そしてそんな客と関わっていれば、パチンコ屋店員の性格はもっと悪くなってしまう。悲しいことだが、悪循環が決定的なのだ。
あくまで偏見としてるが、この考えは的を得てると思いませんか?
まあ判断は、読んでる人に任せますが。
②でカップルになり結婚した月村と麻穂
ぼくがパチンコ屋店員に偏見を持っているように、麻穂のお父さんが、根深い偏見を持っている。
それが、「スノーボーダーはクズしかいない」というものだ。
父親はスキーを愛し、やたらスノボを敵視している。
だから月村は、スノーボーダーということを隠して、お義父さんとスキー旅行に出かける。
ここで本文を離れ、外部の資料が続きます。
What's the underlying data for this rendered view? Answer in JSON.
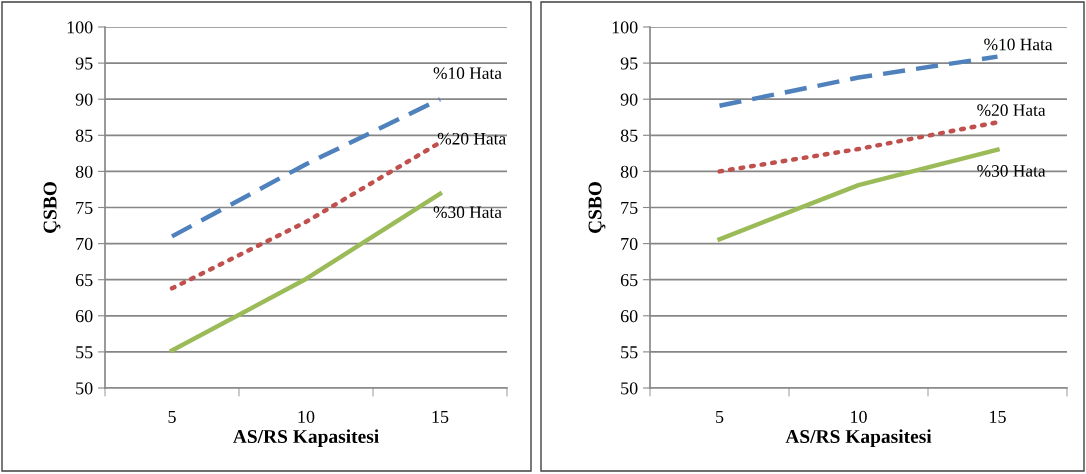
{
  "chart_data": [
    {
      "type": "line",
      "xlabel": "AS/RS Kapasitesi",
      "ylabel": "ÇSBO",
      "categories": [
        "5",
        "10",
        "15"
      ],
      "ylim": [
        50,
        100
      ],
      "yticks": [
        50,
        55,
        60,
        65,
        70,
        75,
        80,
        85,
        90,
        95,
        100
      ],
      "grid": "y",
      "legend": false,
      "series": [
        {
          "name": "%10 Hata",
          "color": "#4f81bd",
          "line_style": "dashed",
          "values": [
            71,
            81,
            90
          ]
        },
        {
          "name": "%20 Hata",
          "color": "#c0504d",
          "line_style": "dotted",
          "values": [
            63.8,
            73,
            84
          ]
        },
        {
          "name": "%30 Hata",
          "color": "#9bbb59",
          "line_style": "solid",
          "values": [
            55.2,
            65.1,
            76.9
          ]
        }
      ]
    },
    {
      "type": "line",
      "xlabel": "AS/RS Kapasitesi",
      "ylabel": "ÇSBO",
      "categories": [
        "5",
        "10",
        "15"
      ],
      "ylim": [
        50,
        100
      ],
      "yticks": [
        50,
        55,
        60,
        65,
        70,
        75,
        80,
        85,
        90,
        95,
        100
      ],
      "grid": "y",
      "legend": false,
      "series": [
        {
          "name": "%10 Hata",
          "color": "#4f81bd",
          "line_style": "dashed",
          "values": [
            89.1,
            93,
            95.9
          ]
        },
        {
          "name": "%20 Hata",
          "color": "#c0504d",
          "line_style": "dotted",
          "values": [
            80,
            83.1,
            86.8
          ]
        },
        {
          "name": "%30 Hata",
          "color": "#9bbb59",
          "line_style": "solid",
          "values": [
            70.6,
            78.1,
            83
          ]
        }
      ]
    }
  ]
}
月村と麻穂は、父親の偏見を覆すために、ある作戦を実行していた。
その作戦はこうだ。
父親とスキーがすごく上手い男性を知り合わせて、実はそのスキーヤーが、スノーボーダーとしてもプロ級の腕前だと見せつけること。
父親の偏見に衝撃を与えたが、彼はしょんぼりしてしまった。
⑥もう一度、プロポーズ大作戦。
水城は日田に、桃実にプロポーズするよう、けしかける。
話は進み、日田と水城、桃実と弥生の四人で、スノーボード旅行に行くことに。
ところが、日田が転んで怪我してしまい、プロポーズ大作戦は中止。
水城は棚からぼた餅的な展開で、弥生と同じ部屋に泊まれそうになって、内心喜ぶ。水城はずっと弥生にアプローチしていて、「本命彼女はいるが浮気相手になってくれないか?」という図々しいお願いをしてきていたからだ。
ところが、部屋まで向かうエレベーターの前で、弥生の顔つきが変わる。彼女は、水城の知らぬ間に進行していた作戦を明かす。
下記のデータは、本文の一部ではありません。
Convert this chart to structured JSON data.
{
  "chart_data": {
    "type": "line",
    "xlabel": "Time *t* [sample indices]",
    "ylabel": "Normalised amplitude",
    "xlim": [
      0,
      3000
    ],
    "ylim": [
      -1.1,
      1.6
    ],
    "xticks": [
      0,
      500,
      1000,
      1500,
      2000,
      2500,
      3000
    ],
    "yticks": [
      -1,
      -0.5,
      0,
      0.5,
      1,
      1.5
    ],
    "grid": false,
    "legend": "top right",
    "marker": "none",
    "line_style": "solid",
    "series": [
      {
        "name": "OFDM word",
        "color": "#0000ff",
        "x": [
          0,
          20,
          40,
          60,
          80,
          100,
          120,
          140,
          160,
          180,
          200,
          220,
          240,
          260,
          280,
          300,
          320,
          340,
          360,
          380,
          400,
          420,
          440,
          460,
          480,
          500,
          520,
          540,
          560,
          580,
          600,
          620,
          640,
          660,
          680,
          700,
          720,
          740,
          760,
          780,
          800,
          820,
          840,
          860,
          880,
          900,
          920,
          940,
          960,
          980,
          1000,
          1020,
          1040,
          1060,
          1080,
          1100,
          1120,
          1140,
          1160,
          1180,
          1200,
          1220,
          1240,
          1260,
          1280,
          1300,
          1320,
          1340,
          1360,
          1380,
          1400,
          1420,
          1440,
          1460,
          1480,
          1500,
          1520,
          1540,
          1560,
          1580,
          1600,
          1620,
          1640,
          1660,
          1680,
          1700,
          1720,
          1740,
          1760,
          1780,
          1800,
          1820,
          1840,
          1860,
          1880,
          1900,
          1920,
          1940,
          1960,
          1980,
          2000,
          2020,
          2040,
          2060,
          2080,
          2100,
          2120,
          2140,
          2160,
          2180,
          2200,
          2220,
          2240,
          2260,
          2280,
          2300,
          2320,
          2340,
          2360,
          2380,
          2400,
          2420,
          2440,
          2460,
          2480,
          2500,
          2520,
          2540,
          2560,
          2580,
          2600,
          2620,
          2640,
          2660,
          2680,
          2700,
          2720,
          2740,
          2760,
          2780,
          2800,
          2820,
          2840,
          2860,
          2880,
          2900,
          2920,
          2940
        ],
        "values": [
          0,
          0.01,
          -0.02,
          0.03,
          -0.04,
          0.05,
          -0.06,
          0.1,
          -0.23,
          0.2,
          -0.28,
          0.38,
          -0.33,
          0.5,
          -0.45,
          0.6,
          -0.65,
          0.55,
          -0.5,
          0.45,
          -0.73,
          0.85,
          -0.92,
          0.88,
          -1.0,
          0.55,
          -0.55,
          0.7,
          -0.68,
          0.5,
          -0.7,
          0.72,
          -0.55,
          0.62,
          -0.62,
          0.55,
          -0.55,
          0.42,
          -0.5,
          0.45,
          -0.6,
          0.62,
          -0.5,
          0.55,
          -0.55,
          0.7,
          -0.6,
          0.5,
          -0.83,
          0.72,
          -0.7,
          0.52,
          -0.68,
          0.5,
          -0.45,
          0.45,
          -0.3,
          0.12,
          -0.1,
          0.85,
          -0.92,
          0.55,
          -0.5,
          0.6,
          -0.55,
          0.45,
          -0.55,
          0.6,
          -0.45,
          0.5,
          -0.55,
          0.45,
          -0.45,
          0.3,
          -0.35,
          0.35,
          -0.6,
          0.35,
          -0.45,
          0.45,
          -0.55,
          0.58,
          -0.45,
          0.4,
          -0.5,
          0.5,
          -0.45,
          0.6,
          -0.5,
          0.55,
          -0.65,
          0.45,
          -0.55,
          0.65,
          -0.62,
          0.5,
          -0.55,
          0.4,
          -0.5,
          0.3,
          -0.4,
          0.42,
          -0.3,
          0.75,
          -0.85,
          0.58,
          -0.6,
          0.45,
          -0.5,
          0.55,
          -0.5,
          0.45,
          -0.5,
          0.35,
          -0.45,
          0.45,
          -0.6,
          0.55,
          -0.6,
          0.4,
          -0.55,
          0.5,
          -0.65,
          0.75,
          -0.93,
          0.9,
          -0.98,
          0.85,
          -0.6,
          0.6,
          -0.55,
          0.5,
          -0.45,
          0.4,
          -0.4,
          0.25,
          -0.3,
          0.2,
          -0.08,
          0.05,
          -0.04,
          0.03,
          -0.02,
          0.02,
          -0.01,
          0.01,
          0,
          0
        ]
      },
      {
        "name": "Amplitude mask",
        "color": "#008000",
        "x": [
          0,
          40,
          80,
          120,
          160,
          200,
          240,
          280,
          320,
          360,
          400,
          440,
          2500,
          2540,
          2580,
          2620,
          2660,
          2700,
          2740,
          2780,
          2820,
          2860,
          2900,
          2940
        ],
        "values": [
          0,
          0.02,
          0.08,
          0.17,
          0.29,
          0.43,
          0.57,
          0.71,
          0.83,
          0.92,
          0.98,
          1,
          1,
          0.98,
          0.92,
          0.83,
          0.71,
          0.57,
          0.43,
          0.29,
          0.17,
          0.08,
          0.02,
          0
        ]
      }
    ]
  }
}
実は、水城が秋菜にプロポーズするよう仕組んでました、というオチ。
秋菜が向かう先のスイートルームで待っていた。
日田の怪我も演技。
覚悟を決めて部屋に入り、水城は一世一代の告白をする。
プロポーズ大作戦は成功し、水城と秋菜は結婚を決める。
⑦最後。主人公の日田も幸せにならなければ。
ところがいい感じだったのに、幸せになれなかった。
日田を幸せにしてやれよ、と作者に対しぼくは思った。